Transcript
Jordan Rivera: Welcome back to the CyberEyeQ weekly podcast. I’m Jordan Rivera, and with me as always is Alex Chen. This week is stacked — immediate deadlines, a record enforcement action, and a legislative surge in AI. Alex, what’s keeping you up this week?
Alex Chen: The NYDFS Part 500 cybersecurity certification is due April 15 — six days from now.
Jordan Rivera: Right, and this one’s different from prior years. It’s the first certification covering all the 2023 through 2025 amendments, including MFA requirements and the written asset inventory rules that kicked in last November. Your CISO or senior officer is signing under penalty of perjury that all of those controls are in place. If you haven’t validated the November tranche yet, this is a red-flag moment.
Jordan Rivera: Speaking of deadlines, COPPA’s amended rule reaches its enforcement date on April 22 — thirteen days out. The FTC expanded what counts as personal information to include biometric identifiers like voiceprints and facial templates. Operators of child-directed services now need written information security programs and written data retention policies in place.
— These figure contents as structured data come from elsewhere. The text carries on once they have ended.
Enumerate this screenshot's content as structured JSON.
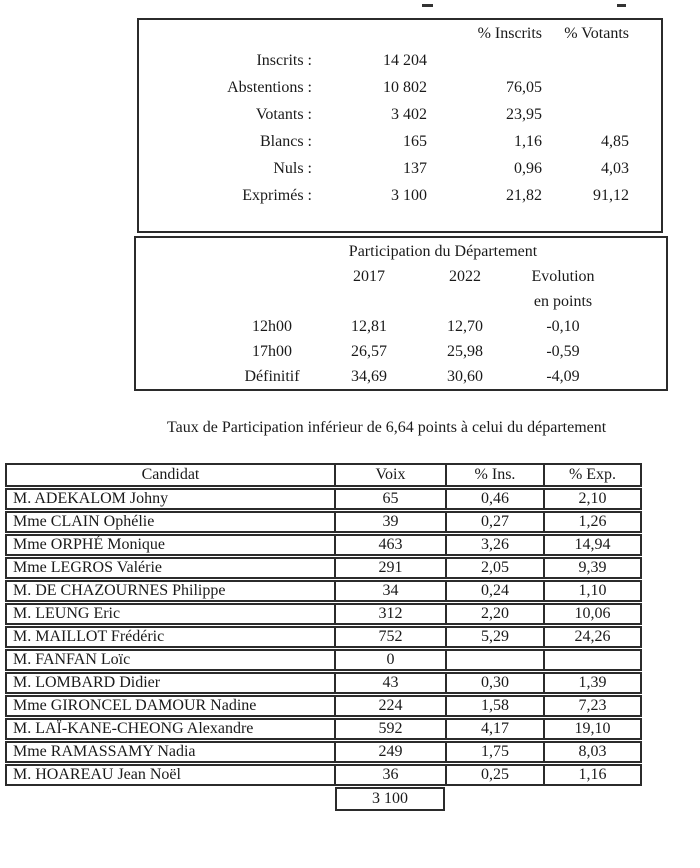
{
  "summary": {
    "headers": {
      "pct_inscrits": "% Inscrits",
      "pct_votants": "% Votants"
    },
    "rows": [
      {
        "label": "Inscrits :",
        "count": "14 204",
        "pct_inscrits": "",
        "pct_votants": ""
      },
      {
        "label": "Abstentions :",
        "count": "10 802",
        "pct_inscrits": "76,05",
        "pct_votants": ""
      },
      {
        "label": "Votants :",
        "count": "3 402",
        "pct_inscrits": "23,95",
        "pct_votants": ""
      },
      {
        "label": "Blancs :",
        "count": "165",
        "pct_inscrits": "1,16",
        "pct_votants": "4,85"
      },
      {
        "label": "Nuls :",
        "count": "137",
        "pct_inscrits": "0,96",
        "pct_votants": "4,03"
      },
      {
        "label": "Exprimés :",
        "count": "3 100",
        "pct_inscrits": "21,82",
        "pct_votants": "91,12"
      }
    ]
  },
  "participation": {
    "title": "Participation du Département",
    "col_2017": "2017",
    "col_2022": "2022",
    "col_evolution_line1": "Evolution",
    "col_evolution_line2": "en points",
    "rows": [
      {
        "label": "12h00",
        "y2017": "12,81",
        "y2022": "12,70",
        "evolution": "-0,10"
      },
      {
        "label": "17h00",
        "y2017": "26,57",
        "y2022": "25,98",
        "evolution": "-0,59"
      },
      {
        "label": "Définitif",
        "y2017": "34,69",
        "y2022": "30,60",
        "evolution": "-4,09"
      }
    ]
  },
  "note": "Taux de Participation inférieur de 6,64 points à celui du département",
  "candidates": {
    "headers": {
      "candidat": "Candidat",
      "voix": "Voix",
      "ins": "% Ins.",
      "exp": "% Exp."
    },
    "rows": [
      {
        "name": "M. ADEKALOM Johny",
        "voix": "65",
        "ins": "0,46",
        "exp": "2,10"
      },
      {
        "name": "Mme CLAIN Ophélie",
        "voix": "39",
        "ins": "0,27",
        "exp": "1,26"
      },
      {
        "name": "Mme ORPHÉ Monique",
        "voix": "463",
        "ins": "3,26",
        "exp": "14,94"
      },
      {
        "name": "Mme LEGROS Valérie",
        "voix": "291",
        "ins": "2,05",
        "exp": "9,39"
      },
      {
        "name": "M. DE CHAZOURNES Philippe",
        "voix": "34",
        "ins": "0,24",
        "exp": "1,10"
      },
      {
        "name": "M. LEUNG Eric",
        "voix": "312",
        "ins": "2,20",
        "exp": "10,06"
      },
      {
        "name": "M. MAILLOT Frédéric",
        "voix": "752",
        "ins": "5,29",
        "exp": "24,26"
      },
      {
        "name": "M. FANFAN Loïc",
        "voix": "0",
        "ins": "",
        "exp": ""
      },
      {
        "name": "M. LOMBARD Didier",
        "voix": "43",
        "ins": "0,30",
        "exp": "1,39"
      },
      {
        "name": "Mme GIRONCEL DAMOUR Nadine",
        "voix": "224",
        "ins": "1,58",
        "exp": "7,23"
      },
      {
        "name": "M. LAÏ-KANE-CHEONG Alexandre",
        "voix": "592",
        "ins": "4,17",
        "exp": "19,10"
      },
      {
        "name": "Mme RAMASSAMY Nadia",
        "voix": "249",
        "ins": "1,75",
        "exp": "8,03"
      },
      {
        "name": "M. HOAREAU Jean Noël",
        "voix": "36",
        "ins": "0,25",
        "exp": "1,16"
      }
    ],
    "total_voix": "3 100"
  }
}
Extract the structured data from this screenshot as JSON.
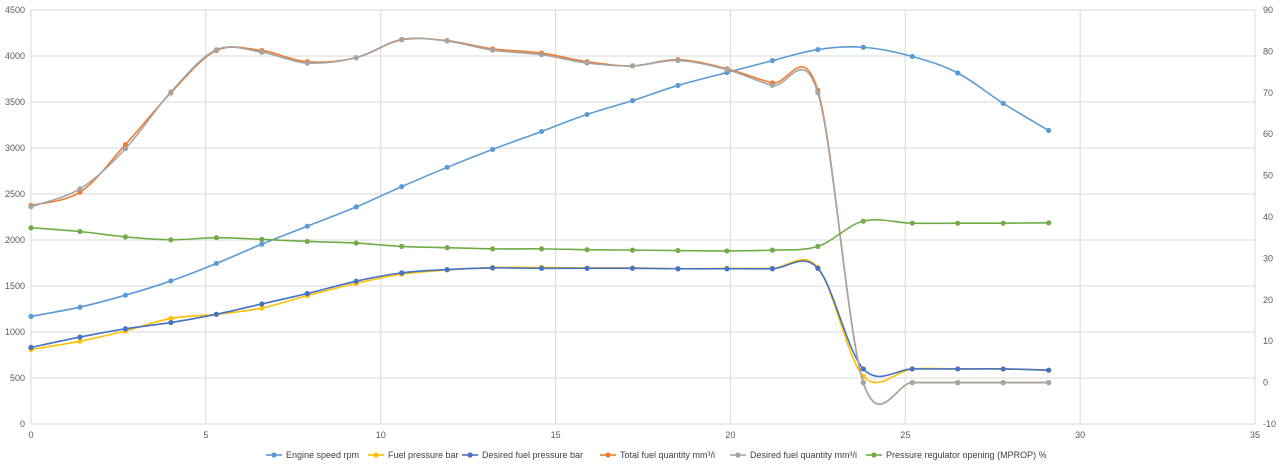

Jordan Rivera: Teams are scrambling on the separate parental consent requirement for non-integral data disclosures — that’s the piece people underestimated. Now let’s talk enforcement money. FinCEN, the SEC, and FINRA jointly hit Canaccord Genuity with an $80 million penalty — the largest BSA enforcement action ever against a broker-dealer. The failures spanned six years of AML program deficiencies, from transaction monitoring gaps to SAR filing breakdowns.
Alex Chen: Eighty million sends a message. If you’re a mid-market broker-dealer, the takeaway is that “adequate” AML programs aren’t enough anymore. The agencies want demonstrable, risk-based controls.
Jordan Rivera: Shifting to AI governance — nineteen new state AI laws were enacted across seven US states in just the last two weeks. Utah alone signed nine bills covering deepfake intimate images, AI literacy in schools, and health insurance AI disclosure. Oregon’s SB 1546 created a private right of action for AI companion platform harms.
Alex Chen: The patchwork problem is real. The 2026 total is now 25 enacted laws with 27 more awaiting signature, and Colorado’s AI Act enforcement begins June 30. We’re tracking different scopes and enforcement mechanisms in every state.
Jordan Rivera: Finally, a quick international note: China’s Internet Platform Pricing Regulations take effect tomorrow, April 10. They ban algorithmic price discrimination based on user data without consent, and platforms were supposed to complete self-inspections before the deadline. For any company operating consumer-facing platforms in China, that’s a compliance check you need to have done yesterday.
Jordan Rivera: That’s our five for this week. To recap: NYDFS certification by April 15, COPPA enforcement April 22, the $80 million FinCEN penalty as a wake-up call for AML programs, nineteen new state AI laws reshaping the US landscape, and China’s pricing regulations going live tomorrow.